ECLI:NL:OGHACMB:2018:272

Gemeenschappelijk Hof van Justitie van Aruba, Curaçao, Sint Maarten en van Bonaire, Sint Eustatius en Saba

Datum uitspraak
8 november 2018
Publicatiedatum
13 maart 2019
Zaaknummer
500.00442/16 H-169/17
Instantie
Gemeenschappelijk Hof van Justitie van Aruba, Curaçao, Sint Maarten en van Bonaire, Sint Eustatius en Saba
Type
Uitspraak
Rechtsgebied
Strafrecht
Procedures
  • Hoger beroep
Rechters
Vindplaatsen
  • Rechtspraak.nl
AI samenvatting door LexboostAutomatisch gegenereerd

Bevestiging vonnis in hoger beroep inzake doodslag met vuurwapen

Op 8 november 2018 heeft het Gemeenschappelijk Hof van Justitie van Aruba, Curaçao, Sint Maarten en van Bonaire, Sint Eustatius en Saba uitspraak gedaan in hoger beroep in een strafzaak tegen de verdachte, die eerder door het Gerecht in eerste aanleg van Curaçao was vrijgesproken van doodslag, maar wel was veroordeeld voor andere feiten. De verdachte had hoger beroep ingesteld tegen het vonnis van 20 december 2017, waarin hij werd veroordeeld tot een gevangenisstraf van vierentwintig jaren. Het Hof heeft de zaak opnieuw beoordeeld, waarbij het kennisnam van de vordering van de procureur-generaal en de argumenten van de verdediging. De procureur-generaal had gevorderd dat het vonnis zou worden bevestigd, terwijl de verdediging pleitte voor vrijspraak.

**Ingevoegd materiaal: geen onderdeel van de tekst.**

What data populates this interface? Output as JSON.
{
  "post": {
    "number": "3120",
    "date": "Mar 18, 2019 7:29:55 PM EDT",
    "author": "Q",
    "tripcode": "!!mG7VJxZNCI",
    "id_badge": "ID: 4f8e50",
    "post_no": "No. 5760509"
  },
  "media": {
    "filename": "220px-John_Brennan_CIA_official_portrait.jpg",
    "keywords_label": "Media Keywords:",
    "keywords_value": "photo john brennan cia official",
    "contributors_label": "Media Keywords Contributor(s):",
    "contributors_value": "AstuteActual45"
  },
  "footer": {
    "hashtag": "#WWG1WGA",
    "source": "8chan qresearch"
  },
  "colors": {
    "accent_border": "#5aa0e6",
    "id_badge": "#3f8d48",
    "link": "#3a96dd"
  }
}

Het Hof heeft het vonnis van het Gerecht bevestigd, met enkele aanpassingen in de bewijsmiddelen en overwegingen. Het Hof heeft de bewijsmiddelen die door het Gerecht waren geselecteerd grotendeels overgenomen, maar enkele bewijsmiddelen geschrapt en vervangen door eigen waarnemingen. De verdediging had betoogd dat de verklaring van een getuige niet voor het bewijs mocht worden gebruikt, omdat de verdediging haar ondervragingsrecht niet had kunnen uitoefenen. Het Hof verwierp dit verweer en oordeelde dat de verklaring van de getuige voldoende steun vond in andere bewijsmiddelen.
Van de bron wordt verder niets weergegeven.